Lean Implementation: Insights from Henry Ford and Taiichi Ohno

Posted by on Sep 1, 2019 in Lean, overproduction | 0 comments

 


Henry Ford and Taiichi Ohno were pioneers in Lean implementation.  But with all their success, why is it that less than 20% of manufactures are able to successfully implement Lean?  This article will try to show how you must take the basic concepts of lean and apply them to each specific environment to be successful.

Both Ford and Ohno were obsessed with creating flow.  The reason being that improving flow contributed to more revenue, better cash flow, and more profitability.  Neither were obsessed with cost savings.  In their analysis, controlling inventory was key to improving flow.  Flow means that inventories are moving.  When inventory isn’t moving it accumulates and takes up space.  Ford controlled inventory by limiting the space where work in process inventory was stored.  This became one of the key concepts in the development of the assembly line (flow line method).  In addition, it was readily accepted that flow lines at the time must be implemented only in environments where the required quantities justify dedication of equipment to a single product.  This became one of the issues that Ohno had to overcome because at that time, the market demand in Japan was for small quantities of a variety of cars.  Therefore, Ohno could not dedicate lines at Toyota because not all components are available for assembly while the allotted space is already full creating gridlock.
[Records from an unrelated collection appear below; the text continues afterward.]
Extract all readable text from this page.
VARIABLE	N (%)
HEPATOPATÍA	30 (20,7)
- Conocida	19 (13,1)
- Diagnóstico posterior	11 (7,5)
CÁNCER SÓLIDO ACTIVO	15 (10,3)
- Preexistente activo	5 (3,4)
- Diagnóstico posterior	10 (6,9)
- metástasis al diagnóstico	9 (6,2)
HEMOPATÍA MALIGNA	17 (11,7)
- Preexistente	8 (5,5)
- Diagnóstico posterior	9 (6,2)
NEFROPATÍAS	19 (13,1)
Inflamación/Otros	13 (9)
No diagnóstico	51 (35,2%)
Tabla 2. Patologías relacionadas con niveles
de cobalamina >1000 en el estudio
Ohno’s genius and tenacity required him to design and implement an application that was suitable for Toyota’s environment, where it is not feasible to dedicate equipment to the production of a component.  What he envisioned is the mechanism that would guide his operation when not to produce, that would limit the amount allowed to accumulate for each component.  Thus he developed the Kanban system.

Kanban is a system where a card travels with a container of material specifying the component code name and number of units per container.  When a work center takes the container for further processing, the card is passed back to the preceding work center.  This is a signal to that work center that it is appropriate to produce one container of parts specified by the card.  It tells them what to produce, but more important what not to produce.  Kanban then is the mechanism in the system that prevents the operation from over-production and how Ohno expanded Ford’s concepts by changing the process of limiting space to one that limits the amount of inventory.

With Kanban implemented, work centers were now forced to frequently switch from producing one component to another and the problem now became how to balance the flow.  The small quantities required per container now caused the work centers to frequently change from one component to another and the change-over times were greater than the time to run the required number of parts.  Ohno then focused on efforts to reduce change-over times and over a period of time succeeded in getting them to single digits.  For example, die changes went from about three hours in the 1940’s to less than one hour and as low as 15 minutes in the 1950’s to 3 minutes in the 1960’s.  As change-over times came down, Ohno continued to reduce the number of containers in the system along with the number of units in the container.

In summary, both Ford and Ohno followed the four following concepts of flow:

  1. Improving flow and reducing lead time is a primary objective of operations.
  2. Improving flow must translate into a practice that guides the operation when not to produce.  Ford limited space; Ohno limited the number of containers and the number of units in each container.
  3. Local efficiencies must be abolished, i.e., the convention that every worker and every work center have to be busy 100% of the time to be effective.
  4. A focusing process to balance flow.  Ford used direct observation of the space allotted for each container while Ohno used the gradual reduction of the number of containers and eventually the number of parts per container.

Toyota’s success in implementing lean shows the difference between an application and the fundamental concepts on which the application is based.  The concepts are generic, but the application of those concepts require their translation into a specific environment.